イグナチオ・デ・ロヨラ(イエスズ会創立者)の内的理解

2019-08-28 記
トピックスピリチュアル

世俗的な思いは心を虚ろにし不安にするが、霊的な思いは深い平安と喜びをもたらす。不安に満ちた虚ろなあらゆる思いをかき立てるのは悪魔で、静かな喜びを伴う霊的反省を呼び起こすのは神であるという結論に達した。(中略)キリストは王であり、聖人たちはその騎士、そして人間の心は悪魔と神との決戦の戦場である。「イエズス会の歴史(上)(ウィリアム・V・バンガート 著)」

これはイエスズ会を創設した第一人者であるイグナチオ・デ・ロヨラの基本的な理解のようです。彼が執筆した「霊操(れいそう)」はキリスト教における基本文献の一つになっているようですので、これは彼だけでなくキリスト教を理解する助けになりそうです。

「霊操」の日本語訳はいくつかバージョンがあるようですが、手元にあるホセ・ミゲル・バラのバージョンには以下のようにあります。

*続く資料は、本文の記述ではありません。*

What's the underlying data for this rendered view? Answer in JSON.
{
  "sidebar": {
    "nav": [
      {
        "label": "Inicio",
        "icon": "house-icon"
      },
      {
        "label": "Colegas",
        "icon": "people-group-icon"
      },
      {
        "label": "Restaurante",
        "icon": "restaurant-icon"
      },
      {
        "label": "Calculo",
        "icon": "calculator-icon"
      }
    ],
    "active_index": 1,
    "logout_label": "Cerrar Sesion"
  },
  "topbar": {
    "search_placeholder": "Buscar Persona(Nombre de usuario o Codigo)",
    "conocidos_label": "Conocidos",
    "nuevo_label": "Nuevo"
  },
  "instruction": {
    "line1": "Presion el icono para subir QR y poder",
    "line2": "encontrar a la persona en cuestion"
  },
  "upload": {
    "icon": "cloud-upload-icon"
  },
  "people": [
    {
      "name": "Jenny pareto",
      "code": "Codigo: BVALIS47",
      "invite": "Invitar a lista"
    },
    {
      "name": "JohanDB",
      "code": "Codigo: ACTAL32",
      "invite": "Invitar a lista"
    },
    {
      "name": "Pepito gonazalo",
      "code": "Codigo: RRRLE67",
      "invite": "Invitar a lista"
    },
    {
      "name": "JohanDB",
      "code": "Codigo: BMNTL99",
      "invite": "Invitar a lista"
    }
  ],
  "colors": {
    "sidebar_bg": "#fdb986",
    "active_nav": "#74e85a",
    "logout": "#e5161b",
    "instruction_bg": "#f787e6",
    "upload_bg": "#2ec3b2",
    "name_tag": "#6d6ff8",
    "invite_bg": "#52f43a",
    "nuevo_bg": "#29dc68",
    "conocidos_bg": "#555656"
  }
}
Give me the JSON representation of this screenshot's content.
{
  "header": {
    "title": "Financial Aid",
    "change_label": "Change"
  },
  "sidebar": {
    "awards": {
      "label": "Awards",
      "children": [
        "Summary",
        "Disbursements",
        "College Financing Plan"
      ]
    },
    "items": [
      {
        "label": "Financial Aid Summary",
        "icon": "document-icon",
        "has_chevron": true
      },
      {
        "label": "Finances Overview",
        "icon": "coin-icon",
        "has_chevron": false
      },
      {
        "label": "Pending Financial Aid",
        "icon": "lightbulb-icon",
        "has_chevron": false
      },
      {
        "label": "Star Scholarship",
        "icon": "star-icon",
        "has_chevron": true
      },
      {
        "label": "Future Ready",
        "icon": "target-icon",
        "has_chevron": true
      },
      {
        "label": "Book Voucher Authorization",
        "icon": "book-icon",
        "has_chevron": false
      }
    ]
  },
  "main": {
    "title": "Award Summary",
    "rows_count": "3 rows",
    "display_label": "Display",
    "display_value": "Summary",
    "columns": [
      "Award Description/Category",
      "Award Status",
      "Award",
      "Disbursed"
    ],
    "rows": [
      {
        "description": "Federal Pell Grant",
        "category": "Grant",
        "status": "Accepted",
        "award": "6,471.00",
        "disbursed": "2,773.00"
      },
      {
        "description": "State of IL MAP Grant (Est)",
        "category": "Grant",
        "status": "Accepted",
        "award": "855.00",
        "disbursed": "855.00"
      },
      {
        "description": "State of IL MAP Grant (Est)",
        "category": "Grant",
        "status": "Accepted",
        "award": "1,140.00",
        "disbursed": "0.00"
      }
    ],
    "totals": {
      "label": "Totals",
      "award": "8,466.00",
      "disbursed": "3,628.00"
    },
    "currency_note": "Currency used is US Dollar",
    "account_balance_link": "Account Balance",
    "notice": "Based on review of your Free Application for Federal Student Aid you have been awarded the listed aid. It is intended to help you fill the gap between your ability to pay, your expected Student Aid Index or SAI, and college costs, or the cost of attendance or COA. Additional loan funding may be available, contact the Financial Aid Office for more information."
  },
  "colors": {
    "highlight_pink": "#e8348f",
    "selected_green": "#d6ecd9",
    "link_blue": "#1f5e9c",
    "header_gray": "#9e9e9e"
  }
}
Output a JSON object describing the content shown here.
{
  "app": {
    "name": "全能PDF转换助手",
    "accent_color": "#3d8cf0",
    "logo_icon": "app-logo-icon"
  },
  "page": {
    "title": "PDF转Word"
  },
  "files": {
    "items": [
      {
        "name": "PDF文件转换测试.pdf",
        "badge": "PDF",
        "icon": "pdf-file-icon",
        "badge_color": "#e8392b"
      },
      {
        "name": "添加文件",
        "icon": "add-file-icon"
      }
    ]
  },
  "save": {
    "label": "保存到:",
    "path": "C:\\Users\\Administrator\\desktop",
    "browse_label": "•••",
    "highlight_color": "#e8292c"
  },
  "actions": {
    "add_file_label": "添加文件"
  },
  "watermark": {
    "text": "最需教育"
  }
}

霊操とは、良心の糾明(きゅうめい)、黙想、口祷(こうとう)と念祷(ねんとう)のあらゆる方法を意味する。散歩したり歩いたり走ったりするのを体操と言うが、同じように、霊魂を準備し整えるあらゆる方法を霊操と言うのである。その目的は、まず、乱れたあらゆる愛着を捨てることであり、その後、霊魂のたすかりのために、自分の生活を整えることについて神のみ旨を探し、確かめることである。「霊操(イグナチオ・デ・ロヨラ、ホセ・ミゲル・バラ 著)」

同書にはこれ以外にも興味深いことが記載されていて、例えば心の有り様を表現しています。

自分の心に現れてくる考えに3種類あることを前提とする。1つは自分のものであり、ただ自分の自由な望みから生まれるものである。他の2つは外からのものであり、一つは善霊から、一つは悪霊から来る。「霊操(イグナチオ・デ・ロヨラ、ホセ・ミゲル・バラ 著)」

これを理解するとキリスト教の基本的な立場が理解できます。古典的なキリスト教にはハイヤーセルフあるいはアートマンのような概念はなくて、自分かそれ以外か、と言う分類なのですね。この場合、いわゆるハイヤーセルフは善霊に含まれているのでしょう。